Situasi ini Ini bisa menjadi awal dari perpisahan atau perceraian.
Penutup
Singkatnya, seperti yang telah diamati di seluruh teks, tampaknya aspek-aspek yang terkait dengan pembentukan tautan saling ketergantungan yang memuaskan, seperti istirahat dari rutinitas dan monoton, dinamika komunikasi yang terbuka dan tegas, atau keseimbangan dalam or komponen keintiman, gairah dan komitmen adalah faktor penentu untuk mendukung pemeliharaan persepsi positif tentang hubungan perkawinan dan minat pada kesinambungannya dari waktu ke waktu, menjadi elemen yang berkorelasi negatif dengan munculnya kemunduran pada tingkat perkawinan.
Referensi bibliografi:
- Baron Robert A. & Byrne, Donn (2004): Psikologi Sosial. Edisi 10 Pearson Prentice Hall: Madrid.
- Bartholomew, K., & Horowitz, L.M. (1991). Gaya keterikatan di antara orang dewasa muda: Tes model empat kategori. Jurnal Psikologi Kepribadian dan Sosial, 61, 226-244.

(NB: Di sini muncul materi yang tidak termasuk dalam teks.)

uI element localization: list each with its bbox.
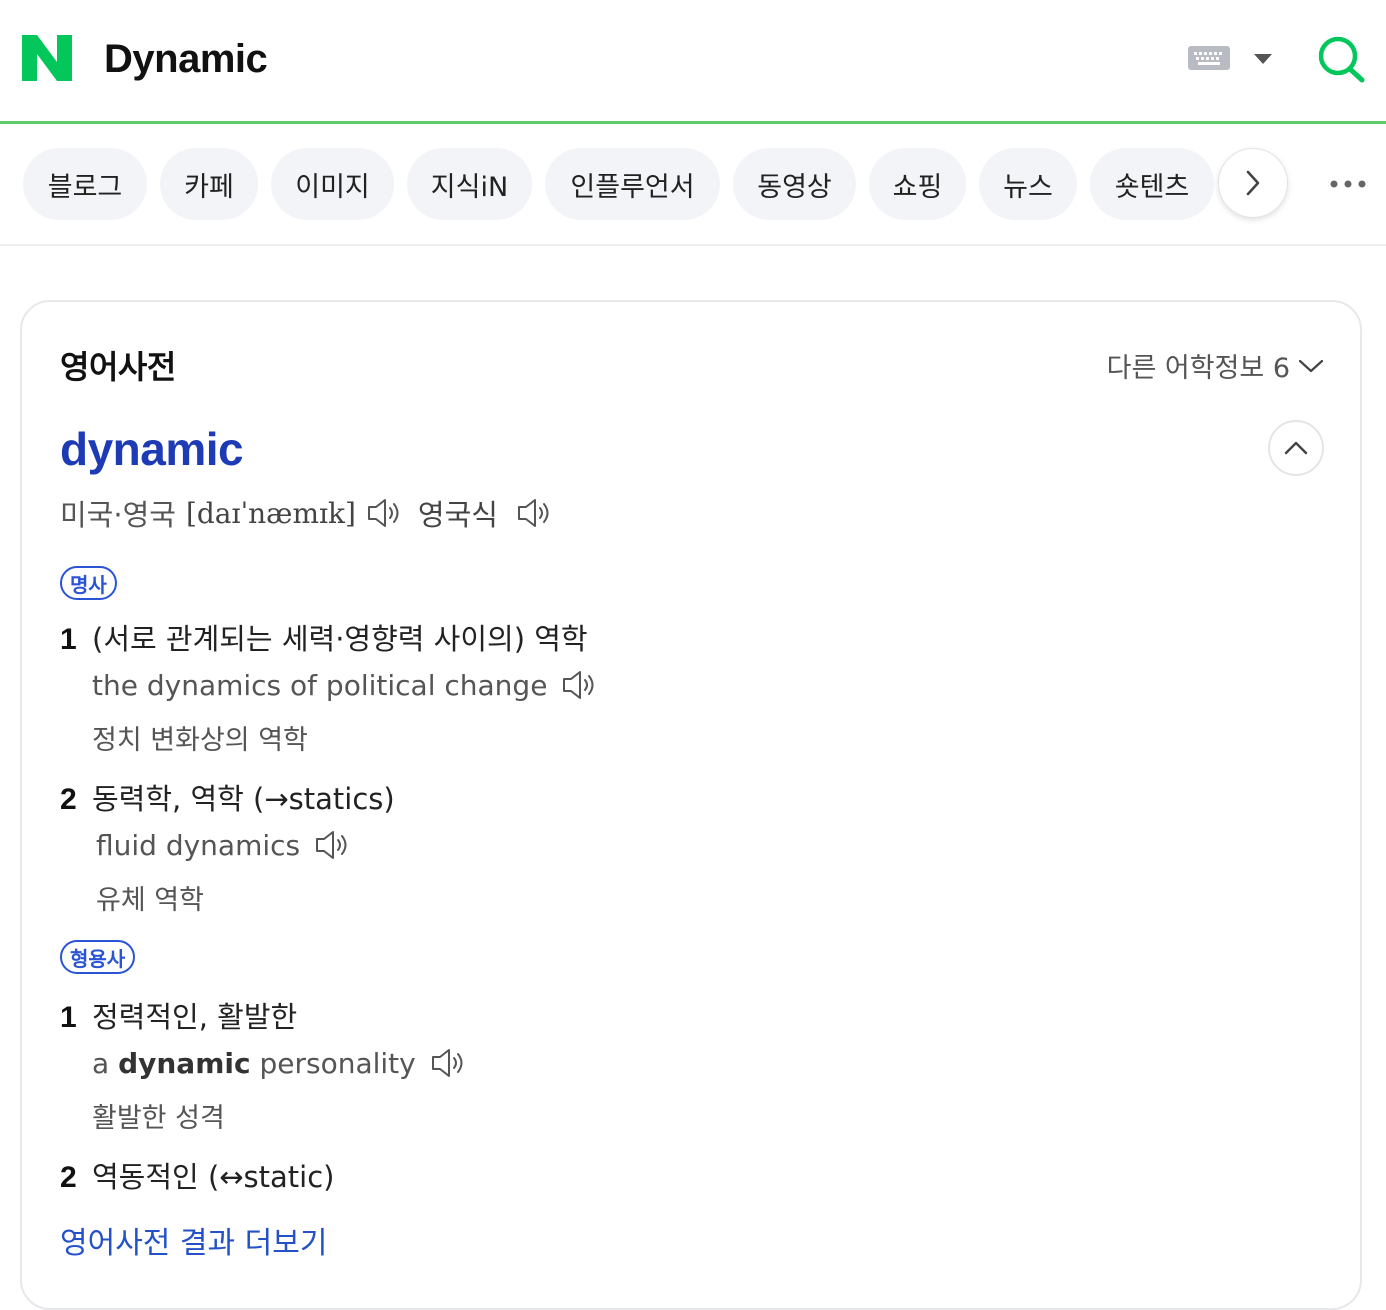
sense-meaning: 2 동력학, 역학 (→statics) (60, 776, 395, 818)
pronunciation-row: 미국·영국 [daɪˈnæmɪk] 영국식 (60, 492, 554, 534)
example-sentence: fluid dynamics (96, 828, 352, 862)
speaker-icon[interactable] (366, 496, 404, 530)
caret-down-icon[interactable] (1254, 54, 1272, 64)
headword-link[interactable]: dynamic (60, 422, 244, 476)
example-translation: 유체 역학 (96, 885, 204, 916)
example-translation: 정치 변화상의 역학 (92, 725, 308, 756)
other-info-toggle[interactable]: 다른 어학정보 6 (1107, 346, 1324, 385)
sense-number: 2 (60, 783, 77, 816)
search-icon[interactable] (1316, 34, 1368, 86)
sense-meaning: 1 정력적인, 활발한 (60, 994, 297, 1036)
other-info-label: 다른 어학정보 6 (1106, 353, 1290, 384)
speaker-icon[interactable] (516, 496, 554, 530)
speaker-icon[interactable] (561, 668, 599, 702)
sense-number: 1 (60, 623, 77, 656)
sense-text: 역동적인 (↔static) (92, 1160, 335, 1194)
tabs-next-button[interactable] (1218, 148, 1288, 218)
tab-cafe[interactable]: 카페 (160, 148, 258, 220)
search-query[interactable]: Dynamic (104, 34, 268, 84)
tab-influencer[interactable]: 인플루언서 (545, 148, 720, 220)
collapse-button[interactable] (1268, 420, 1324, 476)
english-dictionary-card: 영어사전 다른 어학정보 6 dynamic 미국·영국 [daɪˈnæmɪk]… (20, 300, 1362, 1310)
more-results-link[interactable]: 영어사전 결과 더보기 (60, 1218, 327, 1262)
pronunciation-region: 미국·영국 (60, 498, 176, 532)
chevron-down-icon (1298, 359, 1324, 372)
tab-video[interactable]: 동영상 (733, 148, 856, 220)
tab-image[interactable]: 이미지 (271, 148, 394, 220)
tab-news[interactable]: 뉴스 (979, 148, 1077, 220)
speaker-icon[interactable] (430, 1046, 468, 1080)
example-text: the dynamics of political change (92, 668, 548, 702)
card-title: 영어사전 (60, 348, 176, 386)
tab-blog[interactable]: 블로그 (23, 148, 147, 220)
example-headword: dynamic (118, 1046, 251, 1080)
tab-shortents[interactable]: 숏텐츠 (1090, 148, 1214, 220)
sense-text: (서로 관계되는 세력·영향력 사이의) 역학 (92, 622, 588, 656)
tab-kin[interactable]: 지식iN (407, 148, 532, 220)
example-sentence: a dynamic personality (92, 1046, 468, 1080)
sense-number: 1 (60, 1001, 77, 1034)
pronunciation-uk-label: 영국식 (417, 498, 498, 532)
example-sentence: the dynamics of political change (92, 668, 599, 702)
sense-text: 동력학, 역학 (→statics) (92, 782, 395, 816)
tab-shopping[interactable]: 쇼핑 (869, 148, 966, 220)
sense-number: 2 (60, 1161, 77, 1194)
search-tabs-bar: 블로그 카페 이미지 지식iN 인플루언서 동영상 쇼핑 뉴스 숏텐츠 (0, 124, 1386, 246)
pos-badge-noun: 명사 (60, 566, 117, 600)
pronunciation-ipa: [daɪˈnæmɪk] (185, 496, 356, 530)
speaker-icon[interactable] (314, 828, 352, 862)
example-prefix: a (92, 1046, 110, 1080)
keyboard-icon[interactable] (1188, 46, 1230, 70)
example-text: fluid dynamics (96, 828, 301, 862)
sense-meaning: 1 (서로 관계되는 세력·영향력 사이의) 역학 (60, 616, 588, 658)
example-translation: 활발한 성격 (92, 1103, 225, 1134)
more-icon[interactable] (1328, 174, 1368, 194)
chevron-up-icon (1284, 441, 1308, 455)
pos-badge-adjective: 형용사 (60, 940, 136, 974)
chevron-right-icon (1246, 170, 1260, 196)
sense-meaning: 2 역동적인 (↔static) (60, 1154, 335, 1196)
search-header: Dynamic (0, 0, 1386, 124)
example-suffix: personality (259, 1046, 416, 1080)
naver-logo-icon[interactable] (22, 35, 72, 81)
sense-text: 정력적인, 활발한 (92, 1000, 298, 1034)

- Fincham, F.D. & Bradbury, T.N. (1988b). Dampak atribut dalam pernikahan: landasan empiris dan konseptual. British Journal of Clinical Psychology, 27, 77-90.
- Henderson-King, D. H., & Veroff, J. (1994). Kepuasan seksual dan kesejahteraan pernikahan di tahun-tahun pertama pernikahan. Jurnal Hubungan Sosial dan Pribadi, 11, 509–534.
- Lembaga Statistik Nasional (2015): Statistik perpisahan, pembatalan dan perceraian Tahun 2014. Sembuh dari http://www.ine.es/prensa/np927.pdf
- Sternberg, R. J (1986). Sebuah teori segitiga cinta. Tinjauan psikologis, 93, 2, 119-136.